This week we have three news stories that have all one thing in common: the airports the articles are about are regulars of our little weekly news round-ups. We’re talking about Vancouver, Bangkok and candidate number one – drum roll please – Heathrow Airport.
Let’s go through them in that order: It was good news this week for Canada’s Vancouver Airport (IATA: YYR) who won the award for best North American airport through reviews from thousands of customers, all of whom actually traveled through the airports they rated. The article from the San Francisco Chronicle wrote that customers of eDreams, one of Europe’s largest online travel agencies, who travelled by plane during 2011 were asked to rate and review the airports they visited.
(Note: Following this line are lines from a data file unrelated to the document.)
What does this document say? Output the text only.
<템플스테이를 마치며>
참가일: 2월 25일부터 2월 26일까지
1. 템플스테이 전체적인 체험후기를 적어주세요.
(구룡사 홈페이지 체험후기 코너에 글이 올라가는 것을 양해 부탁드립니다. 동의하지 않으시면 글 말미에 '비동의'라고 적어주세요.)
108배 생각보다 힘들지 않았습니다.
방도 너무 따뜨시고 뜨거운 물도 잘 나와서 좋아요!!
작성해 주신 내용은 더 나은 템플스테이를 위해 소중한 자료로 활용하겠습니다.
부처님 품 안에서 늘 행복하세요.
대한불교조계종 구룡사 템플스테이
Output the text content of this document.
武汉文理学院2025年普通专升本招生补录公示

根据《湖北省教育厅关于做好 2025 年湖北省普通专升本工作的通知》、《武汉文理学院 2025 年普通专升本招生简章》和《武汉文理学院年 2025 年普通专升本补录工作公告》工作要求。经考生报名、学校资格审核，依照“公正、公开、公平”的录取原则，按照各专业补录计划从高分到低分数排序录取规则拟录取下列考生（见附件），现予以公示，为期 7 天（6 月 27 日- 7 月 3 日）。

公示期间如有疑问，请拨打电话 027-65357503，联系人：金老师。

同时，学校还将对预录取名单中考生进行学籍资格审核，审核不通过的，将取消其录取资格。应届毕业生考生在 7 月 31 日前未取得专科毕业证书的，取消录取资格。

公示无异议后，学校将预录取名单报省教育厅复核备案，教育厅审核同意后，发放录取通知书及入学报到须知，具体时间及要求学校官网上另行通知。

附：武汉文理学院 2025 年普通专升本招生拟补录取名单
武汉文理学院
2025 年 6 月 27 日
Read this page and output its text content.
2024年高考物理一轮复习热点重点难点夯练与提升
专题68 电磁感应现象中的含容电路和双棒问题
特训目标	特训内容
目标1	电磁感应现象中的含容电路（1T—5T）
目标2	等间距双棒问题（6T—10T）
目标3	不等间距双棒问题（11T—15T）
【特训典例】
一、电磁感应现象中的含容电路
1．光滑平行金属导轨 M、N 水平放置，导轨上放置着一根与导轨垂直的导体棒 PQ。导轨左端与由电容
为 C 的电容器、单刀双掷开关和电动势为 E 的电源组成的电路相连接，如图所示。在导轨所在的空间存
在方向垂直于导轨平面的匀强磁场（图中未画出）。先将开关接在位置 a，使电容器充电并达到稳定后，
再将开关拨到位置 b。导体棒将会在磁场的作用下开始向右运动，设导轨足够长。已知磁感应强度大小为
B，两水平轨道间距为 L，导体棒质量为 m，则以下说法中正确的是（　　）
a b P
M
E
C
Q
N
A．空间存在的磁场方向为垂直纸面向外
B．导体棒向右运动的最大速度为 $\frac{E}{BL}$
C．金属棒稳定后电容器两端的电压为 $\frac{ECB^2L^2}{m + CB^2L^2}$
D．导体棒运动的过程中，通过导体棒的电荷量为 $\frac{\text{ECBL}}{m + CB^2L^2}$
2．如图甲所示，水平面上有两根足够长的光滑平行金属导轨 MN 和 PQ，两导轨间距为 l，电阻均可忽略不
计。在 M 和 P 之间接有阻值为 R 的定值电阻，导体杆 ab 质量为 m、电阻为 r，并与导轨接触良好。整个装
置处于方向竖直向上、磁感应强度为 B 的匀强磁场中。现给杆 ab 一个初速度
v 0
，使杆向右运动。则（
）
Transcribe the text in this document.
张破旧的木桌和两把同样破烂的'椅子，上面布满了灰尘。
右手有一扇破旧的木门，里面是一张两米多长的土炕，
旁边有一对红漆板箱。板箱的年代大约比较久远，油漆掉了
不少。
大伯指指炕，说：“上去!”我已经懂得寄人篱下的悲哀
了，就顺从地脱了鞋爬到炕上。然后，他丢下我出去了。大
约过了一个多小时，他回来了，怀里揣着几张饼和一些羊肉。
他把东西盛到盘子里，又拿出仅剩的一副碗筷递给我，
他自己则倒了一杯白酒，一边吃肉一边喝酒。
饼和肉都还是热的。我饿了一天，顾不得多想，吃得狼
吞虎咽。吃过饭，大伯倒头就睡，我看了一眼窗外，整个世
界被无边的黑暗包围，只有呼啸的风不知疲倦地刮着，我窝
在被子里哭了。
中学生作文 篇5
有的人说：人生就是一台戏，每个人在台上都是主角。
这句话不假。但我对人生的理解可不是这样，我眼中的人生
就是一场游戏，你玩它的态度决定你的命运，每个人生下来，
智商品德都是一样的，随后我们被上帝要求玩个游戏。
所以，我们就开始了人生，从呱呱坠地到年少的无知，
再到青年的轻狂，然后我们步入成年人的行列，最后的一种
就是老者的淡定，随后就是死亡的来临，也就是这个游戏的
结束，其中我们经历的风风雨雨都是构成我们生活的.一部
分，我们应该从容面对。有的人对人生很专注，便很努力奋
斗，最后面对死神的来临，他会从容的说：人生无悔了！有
The overall worldwide winner went to Korea’s Incheon Airport (IATA: ICN) while Europe’s trophy was handed to Munich (IATA: MUC).
Bangkok who we talked about last week regarding the reopening of Don Mueang Airport (IATA: DMK) got the short end of the stick this week. Reuters reported that the much larger and newer sister airport in Bangkok, Suvarnabhumi airport (IATA: BKK) is beset by two-hour immigration queues, passenger numbers far beyond capacity and a crisis over management. The article also said that even before it was christened in 2006, aviation experts predicted it would reach capacity in just a few short years. Some officials vowed the airport would be expanded to handle as many as 100 million passengers, but that never happened, Reuters concluded.
And now to our “problem child”, London Heathrow (IATA: LHR). Well, it was always going to happen during the lead up to the Olympics: critiques of the English airport are rambling on about how it will fail during the biggest sports event this year. Yesterday the Washington Post wrote that four of Britain’s leading airlines said the government must do more to prevent severe delays and disruptions at London airports during this summer’s Olympics. The concerns were raised in a letter to the government by British Airways, bmi, easyJet and Virgin Atlantic concerned that an Olympic surge in passengers means any security alert or bad weather could cause chaos unless special arrangements are made. The article then said that the airlines believe disruption can be minimized if air traffic controllers agree to change their usual practice and give scheduled flights priority over charters and business jets. We’re quite sure this wasn’t the last time we wrote about it; trust us!
With that, have a great, travel disruption free week!